After briefing the patients about the method and obtaining written consent from, he will be
randomly allocated into either the treatment or control group.
In the first group patients will be treated by ESWT once a week for 4 weeks. (Each time 3000
impulses, with 0.25 mJouls/M2 and 3 Hertz of frequency. After each 500 pulses, the probe
position will be corrected, using trans-perineal ultrasound. The used device in this study
is the standars electromagnetic DUOLITH SD1- shock waves against erectile dysfunction.
In the control group, the same protocol is applied but with the probe being turned off.
The examination is performed in supine position for patient.
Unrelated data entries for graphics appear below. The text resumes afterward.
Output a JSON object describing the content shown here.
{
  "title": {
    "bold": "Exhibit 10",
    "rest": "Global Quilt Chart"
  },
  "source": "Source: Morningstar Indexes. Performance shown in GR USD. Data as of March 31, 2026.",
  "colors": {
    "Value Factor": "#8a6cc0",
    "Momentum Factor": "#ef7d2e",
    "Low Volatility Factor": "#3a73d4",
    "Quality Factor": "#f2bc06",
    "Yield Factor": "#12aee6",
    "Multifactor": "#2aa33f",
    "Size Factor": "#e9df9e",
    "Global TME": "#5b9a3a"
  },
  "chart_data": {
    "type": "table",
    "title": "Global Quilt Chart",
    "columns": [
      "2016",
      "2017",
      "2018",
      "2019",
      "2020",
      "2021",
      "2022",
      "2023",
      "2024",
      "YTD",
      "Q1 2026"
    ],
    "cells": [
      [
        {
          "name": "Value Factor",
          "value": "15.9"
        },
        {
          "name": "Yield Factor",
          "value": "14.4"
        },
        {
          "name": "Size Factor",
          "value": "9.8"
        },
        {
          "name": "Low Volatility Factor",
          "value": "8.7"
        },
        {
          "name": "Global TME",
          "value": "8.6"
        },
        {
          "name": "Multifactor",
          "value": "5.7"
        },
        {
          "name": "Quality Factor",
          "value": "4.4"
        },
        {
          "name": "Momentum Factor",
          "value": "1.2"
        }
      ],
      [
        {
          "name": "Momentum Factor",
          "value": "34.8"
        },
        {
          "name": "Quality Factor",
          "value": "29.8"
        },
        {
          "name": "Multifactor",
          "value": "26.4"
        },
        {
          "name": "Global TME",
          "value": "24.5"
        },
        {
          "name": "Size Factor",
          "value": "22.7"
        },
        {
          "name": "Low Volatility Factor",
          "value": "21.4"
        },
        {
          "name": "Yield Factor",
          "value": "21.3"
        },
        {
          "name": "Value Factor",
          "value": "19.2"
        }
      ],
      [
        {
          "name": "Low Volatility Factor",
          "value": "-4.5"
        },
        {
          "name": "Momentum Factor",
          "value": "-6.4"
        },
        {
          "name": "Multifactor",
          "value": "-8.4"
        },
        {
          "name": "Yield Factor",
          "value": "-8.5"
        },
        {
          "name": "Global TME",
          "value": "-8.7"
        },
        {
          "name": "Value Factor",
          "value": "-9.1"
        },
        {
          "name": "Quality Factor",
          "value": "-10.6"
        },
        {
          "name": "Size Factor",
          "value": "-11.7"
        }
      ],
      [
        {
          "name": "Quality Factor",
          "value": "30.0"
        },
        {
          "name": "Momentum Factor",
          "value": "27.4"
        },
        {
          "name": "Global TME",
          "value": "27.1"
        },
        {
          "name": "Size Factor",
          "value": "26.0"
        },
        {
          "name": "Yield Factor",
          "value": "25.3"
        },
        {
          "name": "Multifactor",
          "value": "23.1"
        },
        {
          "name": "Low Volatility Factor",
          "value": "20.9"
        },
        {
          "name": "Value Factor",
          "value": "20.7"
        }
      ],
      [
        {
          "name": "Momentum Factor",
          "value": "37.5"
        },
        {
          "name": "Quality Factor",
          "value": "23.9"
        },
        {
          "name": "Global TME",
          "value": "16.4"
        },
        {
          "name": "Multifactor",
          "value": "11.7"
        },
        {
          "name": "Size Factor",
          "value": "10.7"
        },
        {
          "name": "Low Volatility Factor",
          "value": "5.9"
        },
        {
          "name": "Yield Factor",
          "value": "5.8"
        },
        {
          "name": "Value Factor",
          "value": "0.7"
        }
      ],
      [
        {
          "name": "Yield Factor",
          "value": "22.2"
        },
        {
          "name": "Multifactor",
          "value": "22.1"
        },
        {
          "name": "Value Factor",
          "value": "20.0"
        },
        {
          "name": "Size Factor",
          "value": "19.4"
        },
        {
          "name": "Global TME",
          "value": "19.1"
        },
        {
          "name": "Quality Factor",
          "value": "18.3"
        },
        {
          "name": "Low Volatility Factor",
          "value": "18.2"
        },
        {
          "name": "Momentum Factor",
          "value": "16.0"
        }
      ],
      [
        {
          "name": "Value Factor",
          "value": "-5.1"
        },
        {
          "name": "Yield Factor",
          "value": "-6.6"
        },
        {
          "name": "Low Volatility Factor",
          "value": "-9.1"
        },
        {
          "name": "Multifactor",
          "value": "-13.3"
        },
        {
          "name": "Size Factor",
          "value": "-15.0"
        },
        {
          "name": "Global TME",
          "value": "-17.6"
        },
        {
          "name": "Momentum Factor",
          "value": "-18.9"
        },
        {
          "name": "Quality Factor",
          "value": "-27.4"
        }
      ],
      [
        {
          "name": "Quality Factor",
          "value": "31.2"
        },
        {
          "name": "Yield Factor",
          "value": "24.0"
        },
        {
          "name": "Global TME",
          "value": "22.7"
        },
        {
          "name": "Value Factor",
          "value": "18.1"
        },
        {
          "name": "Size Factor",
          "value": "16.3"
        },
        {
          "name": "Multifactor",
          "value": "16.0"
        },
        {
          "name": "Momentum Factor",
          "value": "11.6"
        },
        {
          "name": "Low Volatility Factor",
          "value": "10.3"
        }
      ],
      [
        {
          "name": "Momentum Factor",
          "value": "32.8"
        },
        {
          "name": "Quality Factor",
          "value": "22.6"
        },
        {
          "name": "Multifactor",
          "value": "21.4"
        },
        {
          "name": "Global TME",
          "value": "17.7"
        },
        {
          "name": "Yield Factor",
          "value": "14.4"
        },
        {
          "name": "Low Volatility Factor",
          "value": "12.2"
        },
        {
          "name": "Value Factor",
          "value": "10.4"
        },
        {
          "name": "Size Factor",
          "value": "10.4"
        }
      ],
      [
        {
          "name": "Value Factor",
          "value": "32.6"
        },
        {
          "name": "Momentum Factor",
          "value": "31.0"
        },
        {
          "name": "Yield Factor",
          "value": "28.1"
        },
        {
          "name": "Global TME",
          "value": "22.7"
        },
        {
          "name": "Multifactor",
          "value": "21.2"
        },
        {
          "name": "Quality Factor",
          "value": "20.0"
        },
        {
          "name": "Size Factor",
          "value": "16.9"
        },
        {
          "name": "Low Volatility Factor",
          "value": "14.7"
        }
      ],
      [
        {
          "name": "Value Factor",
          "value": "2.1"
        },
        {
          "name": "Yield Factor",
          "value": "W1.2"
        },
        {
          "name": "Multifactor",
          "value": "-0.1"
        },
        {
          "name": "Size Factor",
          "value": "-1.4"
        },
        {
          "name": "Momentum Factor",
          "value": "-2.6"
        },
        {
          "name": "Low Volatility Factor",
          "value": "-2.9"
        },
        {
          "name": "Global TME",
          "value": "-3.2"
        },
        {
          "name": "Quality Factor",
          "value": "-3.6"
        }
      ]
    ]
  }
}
For each patient, pelvic pain
intensity considering is performed at the beginning and end of study, by VAS. Patients are
considered by doctor for NIH index at the beginning and end of study.
Finally, obtained data about pain relief and change in NIH-CPSI are recorded in special
profile for each patient and finally are analyzed.
Allocation: Randomized, Endpoint Classification: Efficacy Study, Intervention Model: Parallel Assignment, Masking: Double Blind (Subject, Caregiver), Primary Purpose: Treatment
effect of extracorporeal shock wave therapy on pain reduction according to visual analogue scale and NIH-CPSI scale in patients with chronic non-bacterial prostatitis / chronic pelvic pain syndrome
For each patient, pelvic pain intensity considering is performed at the beginning and end of study, by visual analogue scale(VAS). Patients are considered by doctor for NIH index according to NIH-CPSI scale at the beginning and end of study.